Over the years, Rizack learned how to build and sustain a firm barrier between work and outside work.

She doesn’t go to funerals or give out her cell phone. If charts need to be done, she prefers to stay late at the clinic instead of bringing them home.

And she invests in the simple moments that help her detach from the day-to-day in the clinic — rooting on her kids at their games, carving out time for family meals most days, and having relaxed movie nights on the couch.

“It’s hard sometimes,” she said. But “I really do need the line.” Because without it, she can’t show up for her patients the way she wants and needs to.

Establishing the work-life boundary means that when at work, Rizack can be all in for her patients. Even after her patients’ treatment ends, she makes sure to check on them at home or in hospice. For her, sticking with patients over the long-term offers some closure.

“I want to love work, and if I’m there all the time, I’m not going to love it,” she said.

Trading Funerals for the Bedside

Like many other oncologists, Charles Blanke, MD, finds that going to patient funerals makes the loss seem more profound. He doesn’t find being at the bedside when they pass as painful. In fact, being there when his patients die offers him some comfort.

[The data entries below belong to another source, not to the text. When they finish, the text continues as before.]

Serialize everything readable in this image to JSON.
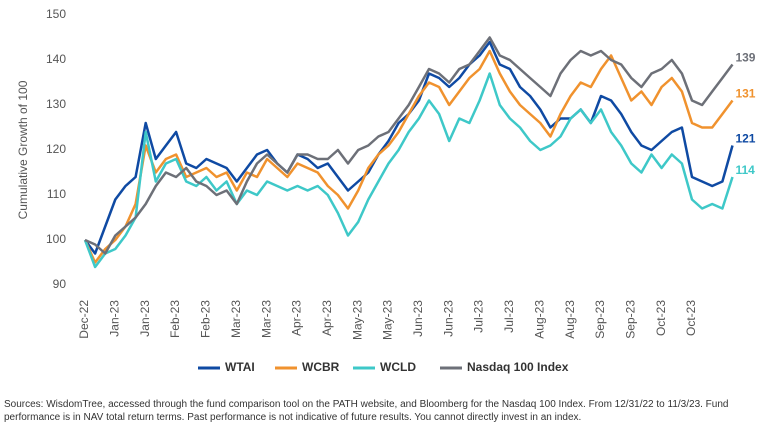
{
  "chart_data": {
    "type": "line",
    "y_axis_label": "Cumulative Growth of 100",
    "categories": [
      "Dec-22",
      null,
      null,
      "Jan-23",
      null,
      null,
      "Jan-23",
      null,
      null,
      "Feb-23",
      null,
      null,
      "Feb-23",
      null,
      null,
      "Mar-23",
      null,
      null,
      "Mar-23",
      null,
      null,
      "Apr-23",
      null,
      null,
      "Apr-23",
      null,
      null,
      "May-23",
      null,
      null,
      "May-23",
      null,
      null,
      "Jun-23",
      null,
      null,
      "Jun-23",
      null,
      null,
      "Jul-23",
      null,
      null,
      "Jul-23",
      null,
      null,
      "Aug-23",
      null,
      null,
      "Aug-23",
      null,
      null,
      "Sep-23",
      null,
      null,
      "Sep-23",
      null,
      null,
      "Oct-23",
      null,
      null,
      "Oct-23",
      null,
      null,
      null,
      null
    ],
    "series": [
      {
        "name": "WTAI",
        "color": "#0f4aa3",
        "values": [
          100,
          97,
          103,
          109,
          112,
          114,
          126,
          118,
          121,
          124,
          117,
          116,
          118,
          117,
          116,
          113,
          116,
          119,
          120,
          117,
          115,
          119,
          118,
          116,
          117,
          114,
          111,
          113,
          115,
          119,
          122,
          126,
          128,
          131,
          137,
          136,
          134,
          136,
          139,
          141,
          144,
          139,
          138,
          134,
          132,
          129,
          125,
          127,
          127,
          129,
          126,
          132,
          131,
          128,
          124,
          121,
          120,
          122,
          124,
          125,
          114,
          113,
          112,
          113,
          121
        ]
      },
      {
        "name": "WCBR",
        "color": "#f0922e",
        "values": [
          100,
          95,
          98,
          100,
          103,
          108,
          121,
          115,
          118,
          119,
          114,
          115,
          116,
          114,
          115,
          111,
          115,
          114,
          118,
          116,
          114,
          117,
          116,
          115,
          112,
          110,
          107,
          111,
          116,
          119,
          121,
          124,
          128,
          132,
          135,
          134,
          130,
          133,
          136,
          138,
          142,
          137,
          133,
          130,
          128,
          126,
          123,
          128,
          132,
          135,
          134,
          138,
          141,
          136,
          131,
          133,
          130,
          134,
          136,
          133,
          126,
          125,
          125,
          128,
          131
        ]
      },
      {
        "name": "WCLD",
        "color": "#3ec8c8",
        "values": [
          100,
          94,
          97,
          98,
          101,
          105,
          124,
          113,
          117,
          118,
          113,
          112,
          114,
          111,
          113,
          108,
          111,
          110,
          113,
          112,
          111,
          112,
          111,
          112,
          110,
          106,
          101,
          104,
          109,
          113,
          117,
          120,
          124,
          127,
          131,
          128,
          122,
          127,
          126,
          131,
          137,
          130,
          127,
          125,
          122,
          120,
          121,
          123,
          127,
          129,
          126,
          129,
          124,
          121,
          117,
          115,
          119,
          116,
          119,
          117,
          109,
          107,
          108,
          107,
          114
        ]
      },
      {
        "name": "Nasdaq 100 Index",
        "color": "#6d7078",
        "values": [
          100,
          99,
          97,
          101,
          103,
          105,
          108,
          112,
          115,
          114,
          116,
          113,
          112,
          110,
          111,
          108,
          113,
          117,
          119,
          117,
          115,
          119,
          119,
          118,
          118,
          120,
          117,
          120,
          121,
          123,
          124,
          127,
          130,
          134,
          138,
          137,
          135,
          138,
          139,
          142,
          145,
          141,
          140,
          138,
          136,
          134,
          132,
          137,
          140,
          142,
          141,
          142,
          140,
          139,
          136,
          134,
          137,
          138,
          140,
          137,
          131,
          130,
          133,
          136,
          139
        ]
      }
    ],
    "ylim": [
      90,
      150
    ],
    "yticks": [
      90,
      100,
      110,
      120,
      130,
      140,
      150
    ],
    "grid": false,
    "legend": "bottom",
    "note": "Sources: WisdomTree, accessed through the fund comparison tool on the PATH website, and Bloomberg for the Nasdaq 100 Index. From 12/31/22 to 11/3/23.  Fund performance is in NAV total return terms. Past performance is not indicative of future results. You cannot directly invest in an index."
  }
}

He rarely misses a patient’s death because now Blanke’s patients can schedule their departure.

Blanke, an oncologist at the Knight Cancer Institute in Portland, Oregon, specializes in end-of-life care with an emphasis on death with dignity, also known as medical aid in dying. He admits it’s not a role every physician is comfortable with.

“If you’re paralyzed by grief, you can’t do this for a living,” he said. But he’s able to do the work because he genuinely feels he’s helping patients get “the relief they so strongly desire” in their last moments.

When cancer care can’t give them the life they wanted, he can give them control over when and how they die. And the ability to honor their last wishes offers him some closure as well.

“You know what kind of end they have. You know it was peaceful. You see them achieve the thing that was the most important to them,” he said.

Despite this process, he still encounters some circumstances utterly heart-wrenching — the very young patients who have advanced disease. Some of these patients choose to die because they can’t afford to continue treatment. Others don’t have a support system. In these instances, Blanke is often the only one in the room.

Believe it or not, he said, the paperwork — and there’s a lot of it in his line of work — helps remind Blanke that patients’ last wishes are being honored.

Making Changes

After Lewis was confronted by his partner, he began to face the shortcomings of his own coping strategies. His practice hired a social worker to help staff process difficult experiences. After the loss of every patient, the practice comes together to share and process the loss.

For him, funerals remain helpful, providing a sort of solace, so he continues to go when he can. But how to grieve is something every doctor has to figure out on their own, he said.

Deaths still hit hard, especially the ones he doesn’t see coming. The patients who remind him of his dad can also be hard. They restart a cycle of grief from his teenage years.

The difference now is he has space to voice those concerns and someone objective to help his process.

“It’s a privilege to prepare [patients for death] and help them build their legacy,” he said. But it’s also an unrelenting challenge to navigate that grief, he said.

Still, the grief lets Lewis know he’s still engaged.

“The day I don’t feel something is probably the day I need to take a break or walk away.”